AXA XL: Building Strong Property Risk Strategies for Global Businesses
Multinational corporations require robust risk mitigation plans and dependable insurance partnerships, particularly when dealing with property risks. The commercial property insurance market has experienced volatility, driven by natural disasters, economic pressures, and inflation. Businesses with properties in multiple locations need solid risk management strategies.
While some areas of the market show signs of stabilization following rate adjustments, it remains critical for multinational companies to pursue the best risk strategies. This is where a multinational property program becomes invaluable.
“The outlook for the commercial property insurance market is still cautious, even with a sense of stabilization occurring. I believe, for multinationals, an emphasis on risk mitigation and property risk engineering will be essential,” says Michele Sansone, CUO Property and Multinational Solutions, AXA XL.
Such programs facilitate a comprehensive approach to risk management, addressing the varied challenges that persist globally. Let’s examine the strengths of a strong multinational property program and how businesses can best collaborate with their insurance partners.
Rising Property Risks
Even with market stabilization, the underlying risks continue to evolve. Natural disasters, such as hurricanes and wildfires, pose a constant challenge.
Last year, the U.S. alone faced 24 disaster events, each with over $1 billion in losses. Events like wildfires in Chile, floods in Hungary, and Cyclone Chido showcase the global impact of such catastrophes on how multinational business is conducted.
“The primary challenge lies in the cost of transporting goods from one location to another and understanding the potential business interruption,” says Sansone. “If equipment manufactured in Germany gets damaged by a fire in the U.S., we need to understand how long replacement will take and how much it will cost.”
Geopolitical events, like the ongoing conflict in Ukraine, represent additional disruptions. Furthermore, inflation significantly influences the commercial property insurance market.
Key Benefits of a Multinational Property Program
The main objective of a multinational property program is to manage escalating property risks that affect businesses worldwide. Though establishing and managing such a program can seem complex, a global system offers a comprehensive view of all operations, supporting effective mitigation strategies.
“A global program provides a standardized approach to risk management, ensuring consistency across all operations,” Sansone explains.
This consistency enables centralized data collection and analysis, leading to superior risk assessment and decision-making. Moreover, these programs improve cost efficiency by leveraging global purchasing power and reducing redundancy.
Local Insight for Managing Global Risk
Multinational property programs often rely on insurers to ‘front’ their operations by using a local insurer in each country to issue policies, with the multinational retaining the risks.
“This structure allows companies to comply with local regulations while maintaining control over their global risk strategy,” Sansone explains. “This is crucial for tailoring coverage.”

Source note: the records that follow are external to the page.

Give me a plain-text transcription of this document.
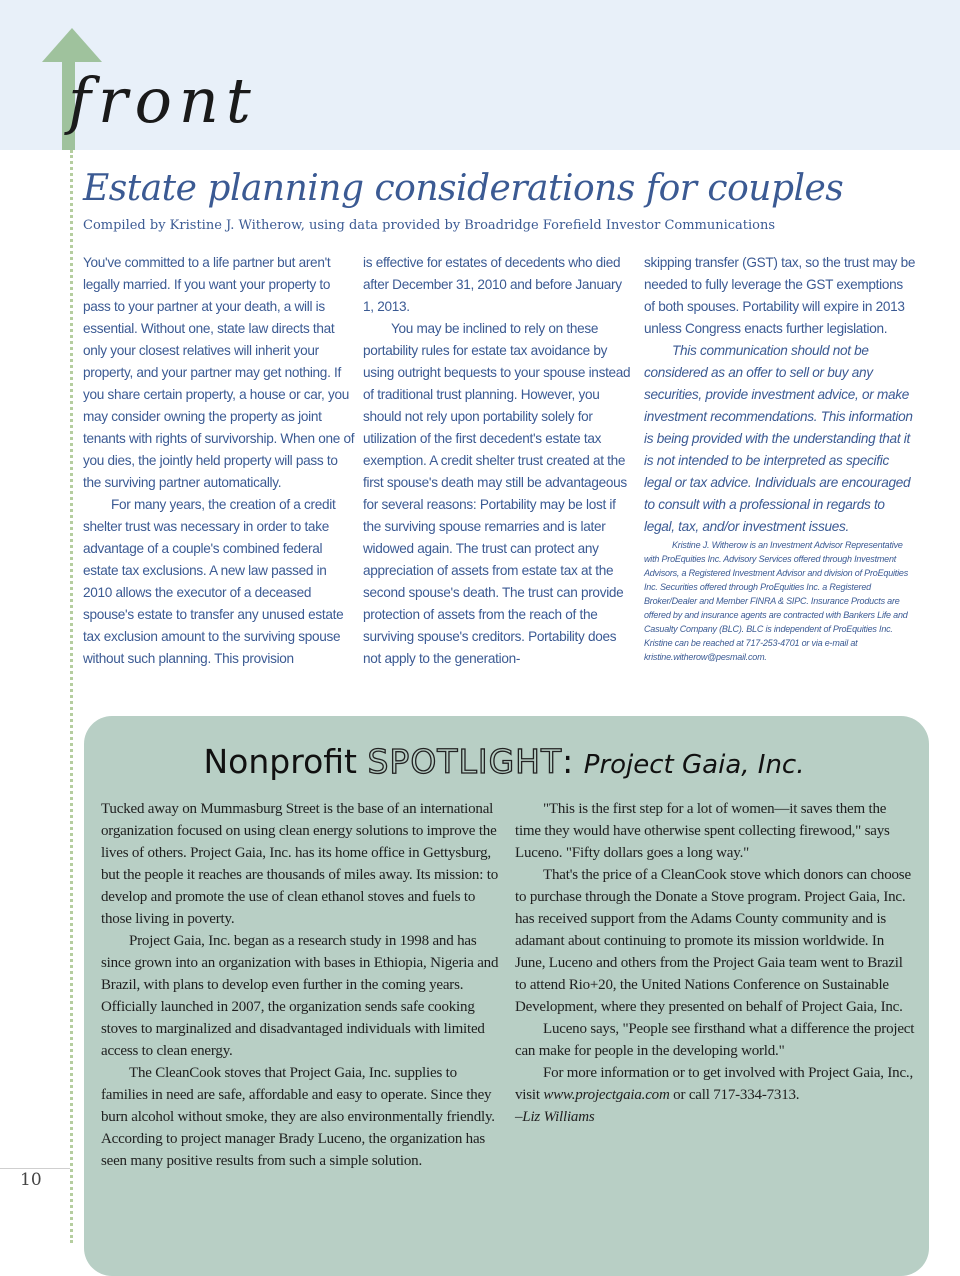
front
10
Estate planning considerations for couples
Compiled by Kristine J. Witherow, using data provided by Broadridge Forefield Investor Communications

You've committed to a life partner but aren't legally married. If you want your property to pass to your partner at your death, a will is essential. Without one, state law directs that only your closest relatives will inherit your property, and your partner may get nothing. If you share certain property, a house or car, you may consider owning the property as joint tenants with rights of survivorship. When one of you dies, the jointly held property will pass to the surviving partner automatically.

For many years, the creation of a credit shelter trust was necessary in order to take advantage of a couple's combined federal estate tax exclusions. A new law passed in 2010 allows the executor of a deceased spouse's estate to transfer any unused estate tax exclusion amount to the surviving spouse without such planning. This provision

is effective for estates of decedents who died after December 31, 2010 and before January 1, 2013.

You may be inclined to rely on these portability rules for estate tax avoidance by using outright bequests to your spouse instead of traditional trust planning. However, you should not rely upon portability solely for utilization of the first decedent's estate tax exemption. A credit shelter trust created at the first spouse's death may still be advantageous for several reasons: Portability may be lost if the surviving spouse remarries and is later widowed again. The trust can protect any appreciation of assets from estate tax at the second spouse's death. The trust can provide protection of assets from the reach of the surviving spouse's creditors. Portability does not apply to the generation-

skipping transfer (GST) tax, so the trust may be needed to fully leverage the GST exemptions of both spouses. Portability will expire in 2013 unless Congress enacts further legislation.

This communication should not be considered as an offer to sell or buy any securities, provide investment advice, or make investment recommendations. This information is being provided with the understanding that it is not intended to be interpreted as specific legal or tax advice. Individuals are encouraged to consult with a professional in regards to legal, tax, and/or investment issues.

Kristine J. Witherow is an Investment Advisor Representative with ProEquities Inc. Advisory Services offered through Investment Advisors, a Registered Investment Advisor and division of ProEquities Inc. Securities offered through ProEquities Inc. a Registered Broker/Dealer and Member FINRA & SIPC. Insurance Products are offered by and insurance agents are contracted with Bankers Life and Casualty Company (BLC). BLC is independent of ProEquities Inc. Kristine can be reached at 717-253-4701 or via e-mail at kristine.witherow@pesmail.com.

Nonprofit SPOTLIGHT: Project Gaia, Inc.

Tucked away on Mummasburg Street is the base of an international organization focused on using clean energy solutions to improve the lives of others. Project Gaia, Inc. has its home office in Gettysburg, but the people it reaches are thousands of miles away. Its mission: to develop and promote the use of clean ethanol stoves and fuels to those living in poverty.

Project Gaia, Inc. began as a research study in 1998 and has since grown into an organization with bases in Ethiopia, Nigeria and Brazil, with plans to develop even further in the coming years. Officially launched in 2007, the organization sends safe cooking stoves to marginalized and disadvantaged individuals with limited access to clean energy.

The CleanCook stoves that Project Gaia, Inc. supplies to families in need are safe, affordable and easy to operate. Since they burn alcohol without smoke, they are also environmentally friendly. According to project manager Brady Luceno, the organization has seen many positive results from such a simple solution.

"This is the first step for a lot of women—it saves them the time they would have otherwise spent collecting firewood," says Luceno. "Fifty dollars goes a long way."

That's the price of a CleanCook stove which donors can choose to purchase through the Donate a Stove program. Project Gaia, Inc. has received support from the Adams County community and is adamant about continuing to promote its mission worldwide. In June, Luceno and others from the Project Gaia team went to Brazil to attend Rio+20, the United Nations Conference on Sustainable Development, where they presented on behalf of Project Gaia, Inc.

Luceno says, "People see firsthand what a difference the project can make for people in the developing world."

For more information or to get involved with Project Gaia, Inc., visit www.projectgaia.com or call 717-334-7313.

–Liz Williams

This strategy harnesses local insurance expertise to better understand regional risks and regulatory environments. Local teams can then build relationships with local stakeholders to facilitate claims resolution.
“Having a network with local expertise is crucial in providing valuable information to our clients,” Sansone concludes. “Our goal is to provide consultative advice when we review and offer insurance solutions.”
Collaborating for Effective Risk Management
Once a multinational operation decides to launch a global property program, it is important to consider the composition of its insurance team. A strong insurer will have the experience needed to manage risks across borders, and also the internal network to effectively work with the multinational.
“Effective collaboration between a carrier and an insured involves more than just the underwriter and the client; it also means involving claims and risk engineering teams as well. After all, the client is paying a premium for potential claims, so they need to understand how the policy will be interpreted,” said Sansone.
Risk engineering helps clients become better risks by delivering comprehensive risk assessments that can build risk mitigation strategies and reduce potential costs. The access to claims teams is essential for collaboration as insureds can inquire about past claims and raise concerns.

Under One Roof
At AXA XL, they understand that clients need strong support from their insurance partner to manage property risks. That’s why Sansone and her colleagues provide coverage to match the distinctive needs of its multinational partners.
“Clients are increasingly asking questions and seeking advice on their property insurance and risk management strategies,” Sansone said. “We leverage our local market knowledge and expertise to provide better risk assessments and management tailored to our clients’ specific regional needs.”
AXA XL has launched a Multinational Solutions Portal to simplify program administration and reporting through centralized management for programs. Users can get a clear worldwide picture of their property program including policy issuance, copies of issued policies, and the number of countries covered.
AXA XL’s multinational solutions aim to give businesses confidence as they navigate the complexity of the global markets.
“We examine the exposures in each country to determine the significance of having a local policy,” Sansone said. “It’s crucial to ensure that the policy issued in each country is compliant and has the appropriate limits, coverage, and premium charge.”